I like to think those boys were also cheering for him.

The Surf

The sun is setting earlier and earlier and this cove is a bit of a drive even from Malibu or Camarillo.  Tonight, the ocean is nearly flat, no swell to lure people from comfort or convenience despite the beauty of water still summer-warm and mild afternoon breezes and deep red setting sun. There aren’t many out this evening, and most who are, are mostly sitting.  But not all.

Mira! Mira, papa! 

He paddles her toward the wave- too late to catch it and she squeals as they break through the whitewater. She sits, gripping the nose of the board with her knees. He lies behind her paddling them through the surf.  

Another wave approaches and he rolls off the board, swinging it around toward shore and giving her a shove into the wave. In a second she’s on her feet, wobbly, riding the wave only to the bottom of the face before falling and then paddling neck-deep in water as the surf pulls the heavy board away from her.  In a second her father is there, helping her back onto the board, paddling her back out through the surf as she shouts excitedly in Spanish.  

She sees me watching and waves, grinning.  She is small and blond and tanned – perhaps seven years old – with a gap in her smile where she’s missing a tooth.  Her father listens to her chatter, offering a few pointers (at least I think that’s what he’s doing, though my Spanish is too rusty to keep up).  

Listo?” he asks, and she nods eagerly, beginning to paddle long before the wave approaches, pure joy on her face. 

They are leaving as I walk back to my car.  She still chatters with hardly a pause. At their pickup, she holds up her arms and he swings her onto the bed and begins helping her take off her wetsuit, laughing as she tells him whatever it is she’s telling him, wrapping her skinny, shivering body in a big towel and pulling her close.

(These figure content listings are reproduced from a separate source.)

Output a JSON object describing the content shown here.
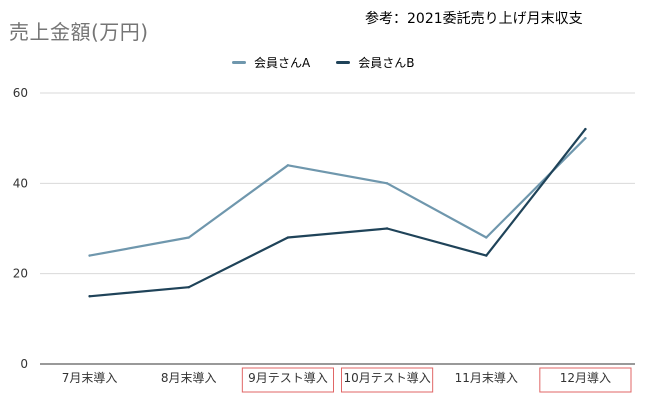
{
  "chart_title": "売上金額(万円)",
  "note": "参考：2021委託売り上げ月末収支",
  "colors": {
    "series_a": "#6f97ad",
    "series_b": "#1f4359",
    "grid": "#d9d9d9",
    "highlight_box": "#e06666"
  },
  "chart_data": {
    "type": "line",
    "title": "売上金額(万円)",
    "categories": [
      "7月末導入",
      "8月末導入",
      "9月テスト導入",
      "10月テスト導入",
      "11月末導入",
      "12月導入"
    ],
    "highlighted_categories": [
      "9月テスト導入",
      "10月テスト導入",
      "12月導入"
    ],
    "series": [
      {
        "name": "会員さんA",
        "values": [
          24,
          28,
          44,
          40,
          28,
          50
        ]
      },
      {
        "name": "会員さんB",
        "values": [
          15,
          17,
          28,
          30,
          24,
          52
        ]
      }
    ],
    "yticks": [
      0,
      20,
      40,
      60
    ],
    "ylim": [
      0,
      60
    ],
    "grid": true,
    "legend_position": "top-center"
  }
}
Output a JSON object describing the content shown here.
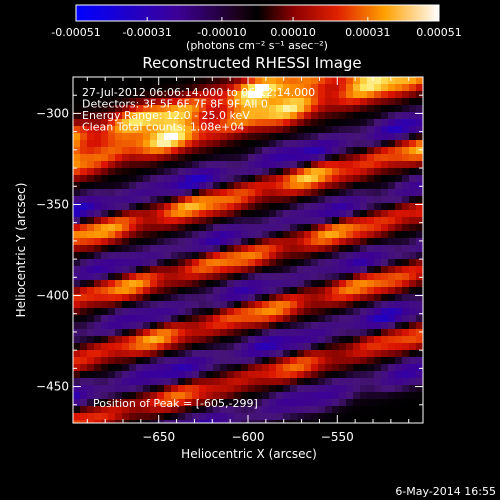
{
  "chart_data": {
    "type": "heatmap",
    "title": "Reconstructed RHESSI Image",
    "xlabel": "Heliocentric X (arcsec)",
    "ylabel": "Heliocentric Y (arcsec)",
    "xlim": [
      -698,
      -502
    ],
    "ylim": [
      -470,
      -280
    ],
    "x_ticks": [
      -650,
      -600,
      -550
    ],
    "y_ticks": [
      -300,
      -350,
      -400,
      -450
    ],
    "colorbar": {
      "label": "(photons cm⁻² s⁻¹ asec⁻²)",
      "ticks": [
        "-0.00051",
        "-0.00031",
        "-0.00010",
        "0.00010",
        "0.00031",
        "0.00051"
      ],
      "range": [
        -0.00051,
        0.00051
      ]
    },
    "info_lines": [
      "27-Jul-2012 06:06:14.000 to 06:12:14.000",
      "Detectors: 3F 5F 6F 7F 8F 9F All 0",
      "Energy Range: 12.0 - 25.0 keV",
      "Clean    Total counts: 1.08e+04"
    ],
    "peak_label": "Position of Peak = [-605,-299]",
    "peak": [
      -605,
      -299
    ],
    "stripes": [
      {
        "y": -289,
        "amp": 0.00048
      },
      {
        "y": -303,
        "amp": 0.00046
      },
      {
        "y": -330,
        "amp": -0.00038
      },
      {
        "y": -343,
        "amp": 0.00042
      },
      {
        "y": -366,
        "amp": -0.00034
      },
      {
        "y": -377,
        "amp": 0.0004
      },
      {
        "y": -398,
        "amp": -0.00032
      },
      {
        "y": -410,
        "amp": 0.00038
      },
      {
        "y": -431,
        "amp": -0.00036
      },
      {
        "y": -445,
        "amp": 0.0003
      },
      {
        "y": -465,
        "amp": -0.0003
      }
    ],
    "slope_arcsec_per_arcsec": 0.25
  },
  "footer_date": "6-May-2014 16:55"
}
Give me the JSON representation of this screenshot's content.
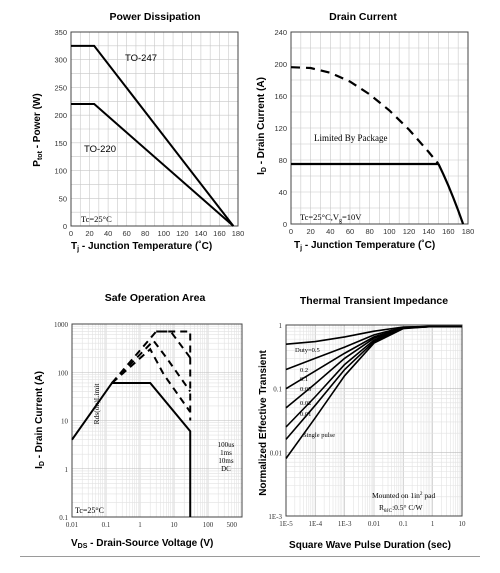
{
  "chart_data": [
    {
      "type": "line",
      "title": "Power Dissipation",
      "xlabel_main": "T",
      "xlabel_sub": "j",
      "xlabel_rest": " - Junction Temperature (˚C)",
      "ylabel_main": "P",
      "ylabel_sub": "tot",
      "ylabel_rest": " - Power (W)",
      "xlim": [
        0,
        180
      ],
      "ylim": [
        0,
        350
      ],
      "xticks": [
        "0",
        "20",
        "40",
        "60",
        "80",
        "100",
        "120",
        "140",
        "160",
        "180"
      ],
      "yticks": [
        "0",
        "50",
        "100",
        "150",
        "200",
        "250",
        "300",
        "350"
      ],
      "grid": true,
      "annotation": "Tc=25°C",
      "series": [
        {
          "name": "TO-247",
          "x": [
            0,
            25,
            175
          ],
          "y": [
            325,
            325,
            0
          ]
        },
        {
          "name": "TO-220",
          "x": [
            0,
            25,
            175
          ],
          "y": [
            220,
            220,
            0
          ]
        }
      ]
    },
    {
      "type": "line",
      "title": "Drain Current",
      "xlabel_main": "T",
      "xlabel_sub": "j",
      "xlabel_rest": " - Junction Temperature (˚C)",
      "ylabel_main": "I",
      "ylabel_sub": "D",
      "ylabel_rest": " - Drain Current (A)",
      "xlim": [
        0,
        180
      ],
      "ylim": [
        0,
        240
      ],
      "xticks": [
        "0",
        "20",
        "40",
        "60",
        "80",
        "100",
        "120",
        "140",
        "160",
        "180"
      ],
      "yticks": [
        "0",
        "40",
        "80",
        "120",
        "160",
        "200",
        "240"
      ],
      "grid": true,
      "annotation": "Tc=25°C,V",
      "annotation_sub": "g",
      "annotation_rest": "=10V",
      "label_package": "Limited By Package",
      "series": [
        {
          "style": "dashed",
          "x": [
            0,
            20,
            40,
            60,
            80,
            100,
            120,
            140,
            150
          ],
          "y": [
            196,
            195,
            189,
            178,
            162,
            142,
            118,
            90,
            75
          ]
        },
        {
          "style": "solid",
          "x": [
            0,
            150
          ],
          "y": [
            75,
            75
          ]
        },
        {
          "style": "solid",
          "x": [
            150,
            155,
            160,
            165,
            170,
            175
          ],
          "y": [
            75,
            62,
            48,
            33,
            17,
            0
          ]
        }
      ]
    },
    {
      "type": "line",
      "title": "Safe Operation Area",
      "xlabel_main": "V",
      "xlabel_sub": "DS",
      "xlabel_rest": " - Drain-Source Voltage (V)",
      "ylabel_main": "I",
      "ylabel_sub": "D",
      "ylabel_rest": " - Drain Current (A)",
      "xscale": "log",
      "yscale": "log",
      "xlim": [
        0.01,
        1000
      ],
      "ylim": [
        0.1,
        1000
      ],
      "xticks": [
        "0.01",
        "0.1",
        "1",
        "10",
        "100",
        "500"
      ],
      "yticks": [
        "0.1",
        "1",
        "10",
        "100",
        "1000"
      ],
      "grid": true,
      "annotation": "Tc=25°C",
      "limit_label": "Rds(on)Limit",
      "pulse_labels": [
        "100us",
        "1ms",
        "10ms",
        "DC"
      ],
      "series": [
        {
          "style": "solid",
          "x": [
            0.01,
            0.15,
            2,
            30,
            30
          ],
          "y": [
            4,
            60,
            60,
            6,
            0.1
          ]
        },
        {
          "style": "dashed",
          "x": [
            0.15,
            2,
            5,
            30
          ],
          "y": [
            60,
            300,
            90,
            15
          ]
        },
        {
          "style": "dashed",
          "x": [
            0.15,
            2.5,
            6,
            30
          ],
          "y": [
            60,
            450,
            200,
            40
          ]
        },
        {
          "style": "dashed",
          "x": [
            0.15,
            3,
            8,
            30
          ],
          "y": [
            60,
            700,
            700,
            200
          ]
        },
        {
          "style": "dashed",
          "x": [
            3,
            30,
            30
          ],
          "y": [
            700,
            700,
            10
          ]
        }
      ]
    },
    {
      "type": "line",
      "title": "Thermal Transient Impedance",
      "xlabel": "Square Wave Pulse Duration (sec)",
      "ylabel": "Normalized Effective Transient",
      "xscale": "log",
      "yscale": "log",
      "xlim": [
        1e-05,
        10
      ],
      "ylim": [
        0.001,
        1
      ],
      "xticks": [
        "1E-5",
        "1E-4",
        "1E-3",
        "0.01",
        "0.1",
        "1",
        "10"
      ],
      "yticks": [
        "1E-3",
        "0.01",
        "0.1",
        "1"
      ],
      "grid": true,
      "annotation_line1": "Mounted on 1in",
      "annotation_line1_sup": "2",
      "annotation_line1_rest": " pad",
      "annotation_line2": "R",
      "annotation_line2_sub": "θJC",
      "annotation_line2_rest": ":0.5° C/W",
      "series": [
        {
          "name": "Duty=0.5",
          "x": [
            1e-05,
            0.0001,
            0.001,
            0.01,
            0.1,
            1,
            10
          ],
          "y": [
            0.5,
            0.55,
            0.65,
            0.8,
            0.93,
            0.95,
            0.95
          ]
        },
        {
          "name": "0.2",
          "x": [
            1e-05,
            0.0001,
            0.001,
            0.01,
            0.1,
            1,
            10
          ],
          "y": [
            0.2,
            0.3,
            0.45,
            0.7,
            0.92,
            0.95,
            0.95
          ]
        },
        {
          "name": "0.1",
          "x": [
            1e-05,
            0.0001,
            0.001,
            0.01,
            0.1,
            1,
            10
          ],
          "y": [
            0.1,
            0.19,
            0.36,
            0.65,
            0.91,
            0.95,
            0.95
          ]
        },
        {
          "name": "0.05",
          "x": [
            1e-05,
            0.0001,
            0.001,
            0.01,
            0.1,
            1,
            10
          ],
          "y": [
            0.05,
            0.12,
            0.3,
            0.62,
            0.9,
            0.95,
            0.95
          ]
        },
        {
          "name": "0.02",
          "x": [
            1e-05,
            0.0001,
            0.001,
            0.01,
            0.1,
            1,
            10
          ],
          "y": [
            0.025,
            0.075,
            0.24,
            0.58,
            0.9,
            0.95,
            0.95
          ]
        },
        {
          "name": "0.01",
          "x": [
            1e-05,
            0.0001,
            0.001,
            0.01,
            0.1,
            1,
            10
          ],
          "y": [
            0.016,
            0.055,
            0.2,
            0.55,
            0.89,
            0.95,
            0.95
          ]
        },
        {
          "name": "Single pulse",
          "x": [
            1e-05,
            0.0001,
            0.001,
            0.01,
            0.1,
            1,
            10
          ],
          "y": [
            0.008,
            0.035,
            0.16,
            0.52,
            0.88,
            0.95,
            0.95
          ]
        }
      ]
    }
  ]
}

Today, this is what they both want most in the world. Perhaps as he holds her, he worries about losing her as she grows up, that there will come a day when she will be too busy to surf in the evening with her papa. He knows already what she hasn’t realized yet, that these end-of-summer days aren’t endless.  That someday she’ll be too big for him to set her on her feet on a tailgate, too big to share a surfboard.  

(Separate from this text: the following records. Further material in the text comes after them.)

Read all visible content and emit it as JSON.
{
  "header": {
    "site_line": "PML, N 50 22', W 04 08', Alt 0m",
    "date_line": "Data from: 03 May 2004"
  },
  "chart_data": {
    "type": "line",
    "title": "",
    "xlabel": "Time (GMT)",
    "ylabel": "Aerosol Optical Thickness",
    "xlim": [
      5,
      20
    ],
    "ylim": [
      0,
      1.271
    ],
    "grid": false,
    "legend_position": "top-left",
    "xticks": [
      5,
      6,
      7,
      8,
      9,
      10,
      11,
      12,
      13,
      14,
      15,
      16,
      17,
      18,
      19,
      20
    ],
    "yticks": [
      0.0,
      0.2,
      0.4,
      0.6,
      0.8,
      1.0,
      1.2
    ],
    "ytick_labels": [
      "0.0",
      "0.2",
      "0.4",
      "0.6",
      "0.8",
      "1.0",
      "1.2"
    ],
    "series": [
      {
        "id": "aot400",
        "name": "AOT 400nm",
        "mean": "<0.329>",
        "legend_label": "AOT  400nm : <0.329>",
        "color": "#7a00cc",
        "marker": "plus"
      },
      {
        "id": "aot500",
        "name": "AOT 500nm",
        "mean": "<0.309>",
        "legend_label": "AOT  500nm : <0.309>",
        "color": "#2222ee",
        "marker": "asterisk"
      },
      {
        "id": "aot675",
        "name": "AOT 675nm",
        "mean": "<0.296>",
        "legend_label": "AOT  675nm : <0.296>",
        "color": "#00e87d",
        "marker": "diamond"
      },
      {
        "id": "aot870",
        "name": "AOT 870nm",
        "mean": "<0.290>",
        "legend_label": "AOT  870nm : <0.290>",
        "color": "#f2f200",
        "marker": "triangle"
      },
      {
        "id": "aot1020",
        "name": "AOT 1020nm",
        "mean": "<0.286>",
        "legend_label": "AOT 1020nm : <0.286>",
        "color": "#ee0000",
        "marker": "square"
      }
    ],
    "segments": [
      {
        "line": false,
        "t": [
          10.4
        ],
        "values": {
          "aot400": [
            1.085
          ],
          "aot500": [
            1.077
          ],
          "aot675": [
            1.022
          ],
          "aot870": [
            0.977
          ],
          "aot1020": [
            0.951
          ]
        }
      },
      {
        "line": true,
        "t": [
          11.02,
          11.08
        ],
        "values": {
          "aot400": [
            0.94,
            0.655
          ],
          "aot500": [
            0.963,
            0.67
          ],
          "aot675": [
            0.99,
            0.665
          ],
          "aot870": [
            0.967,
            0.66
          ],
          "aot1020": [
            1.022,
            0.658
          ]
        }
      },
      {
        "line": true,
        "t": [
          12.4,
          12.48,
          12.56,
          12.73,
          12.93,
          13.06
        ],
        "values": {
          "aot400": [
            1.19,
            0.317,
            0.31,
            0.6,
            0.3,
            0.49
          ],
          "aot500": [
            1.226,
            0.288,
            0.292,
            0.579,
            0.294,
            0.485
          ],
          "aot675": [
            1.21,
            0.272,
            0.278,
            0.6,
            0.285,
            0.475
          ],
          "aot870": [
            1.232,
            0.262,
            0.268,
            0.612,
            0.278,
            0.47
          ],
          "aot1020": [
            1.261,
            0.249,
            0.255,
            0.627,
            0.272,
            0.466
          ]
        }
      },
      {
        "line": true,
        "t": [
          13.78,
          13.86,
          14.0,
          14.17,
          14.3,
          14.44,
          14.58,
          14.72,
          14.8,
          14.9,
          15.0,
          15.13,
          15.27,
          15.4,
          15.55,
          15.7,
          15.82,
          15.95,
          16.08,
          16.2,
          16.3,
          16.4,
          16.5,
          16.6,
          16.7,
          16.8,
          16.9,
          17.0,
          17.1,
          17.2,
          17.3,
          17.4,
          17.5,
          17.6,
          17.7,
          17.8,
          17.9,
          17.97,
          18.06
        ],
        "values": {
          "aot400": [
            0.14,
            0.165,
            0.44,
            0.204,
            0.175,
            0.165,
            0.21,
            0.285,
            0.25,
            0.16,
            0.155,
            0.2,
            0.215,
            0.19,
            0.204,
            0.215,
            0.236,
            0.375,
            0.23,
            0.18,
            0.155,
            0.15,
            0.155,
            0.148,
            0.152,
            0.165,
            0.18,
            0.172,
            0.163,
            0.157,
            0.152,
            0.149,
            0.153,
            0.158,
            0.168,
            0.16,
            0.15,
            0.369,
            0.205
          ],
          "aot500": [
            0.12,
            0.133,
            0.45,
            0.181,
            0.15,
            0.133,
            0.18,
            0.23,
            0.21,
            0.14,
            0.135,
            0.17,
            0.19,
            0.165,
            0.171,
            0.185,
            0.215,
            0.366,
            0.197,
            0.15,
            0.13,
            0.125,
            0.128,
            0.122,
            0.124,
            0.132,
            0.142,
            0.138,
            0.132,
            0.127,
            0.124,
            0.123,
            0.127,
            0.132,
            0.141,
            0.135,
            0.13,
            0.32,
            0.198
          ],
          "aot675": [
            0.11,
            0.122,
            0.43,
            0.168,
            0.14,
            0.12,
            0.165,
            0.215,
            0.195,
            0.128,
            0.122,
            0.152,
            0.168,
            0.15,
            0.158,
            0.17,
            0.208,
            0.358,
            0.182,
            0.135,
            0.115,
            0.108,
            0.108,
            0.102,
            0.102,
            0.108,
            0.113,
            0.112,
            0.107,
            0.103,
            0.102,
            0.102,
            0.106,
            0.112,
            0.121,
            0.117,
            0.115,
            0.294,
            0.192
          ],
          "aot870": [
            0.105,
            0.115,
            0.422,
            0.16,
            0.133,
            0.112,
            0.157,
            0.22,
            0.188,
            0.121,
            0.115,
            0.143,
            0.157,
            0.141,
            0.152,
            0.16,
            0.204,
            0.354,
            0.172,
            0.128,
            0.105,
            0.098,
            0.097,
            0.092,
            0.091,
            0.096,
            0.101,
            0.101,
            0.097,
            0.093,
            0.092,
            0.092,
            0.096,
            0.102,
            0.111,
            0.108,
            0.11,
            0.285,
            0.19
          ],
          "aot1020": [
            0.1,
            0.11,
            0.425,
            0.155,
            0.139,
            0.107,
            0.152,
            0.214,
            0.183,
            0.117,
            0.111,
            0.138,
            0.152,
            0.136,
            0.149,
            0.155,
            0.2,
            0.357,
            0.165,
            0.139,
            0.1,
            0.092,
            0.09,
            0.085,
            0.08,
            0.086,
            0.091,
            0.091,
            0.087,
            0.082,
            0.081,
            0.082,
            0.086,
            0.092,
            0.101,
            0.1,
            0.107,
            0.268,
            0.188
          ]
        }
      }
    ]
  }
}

If I had more confidence in my Spanish, I’d stop and tell him not to worry, that even though days of bigness and business will come, no matter how hold she gets, there are always times when the thing a girl wants most in the world is to go surfing with her daddy. 

The Voice

link to part 1

Every Sunday they pray. This is not unusual for a church. What may be more unusual is the generous and unwieldy time to voice specific needs beforehand. The requests are short: “There was a bad accident on the 219 this morning. They had it shut down. We should pray.” Or ongoing, a battle with cancer. Sometimes the story is longer, more complex, or told with choked tears. The voices range from the pastor’s wife to those of the children who are don’t realize that this is an odd practice in a public service to those who, though nervous, are driven by a need for help. Each one is carefully recorded in a book and will be remembered at a prayer meeting later in the week.

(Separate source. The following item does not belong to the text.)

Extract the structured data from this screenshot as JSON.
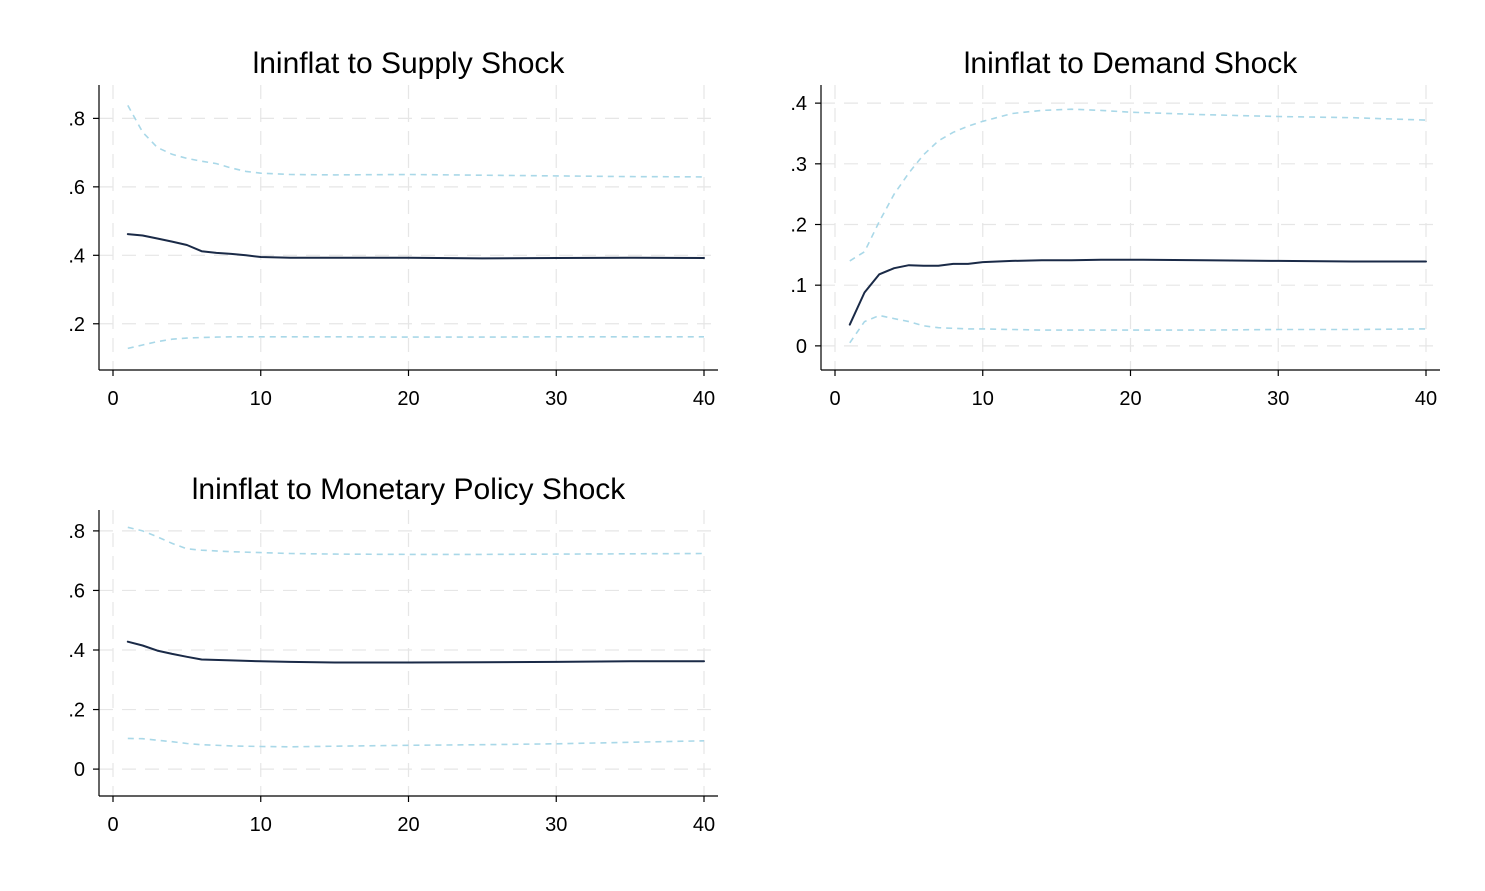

After everyone has been heard, the congregation moves together, joining hands across the aisles. There is no drawing back, no sitting quietly removed.

The pastor is a tall, thin man in his eighties. Though the congregation may wear jeans or even sweats or camo, he is always in a suit. It is held to his bent frame with suspenders, always giving the impression his proportions defy the best efforts of a belt. His hands over the years have twisted like the branches of a bristlecone pine, a realized metaphor for time and wisdom. His voice can be quite soft. And of late he sits to converse with people after the service, preaching having drained his lessening stores of energy.

Yet, as he firmly grasps the hands of the two men next to him, his voice rings out at the end of the prayer, needing no microphone. “Our Father…”

Without prompting, the others join in, but it is his baritone guiding the many. The conviction of decades of faith resounds through the words: “thy will be done.”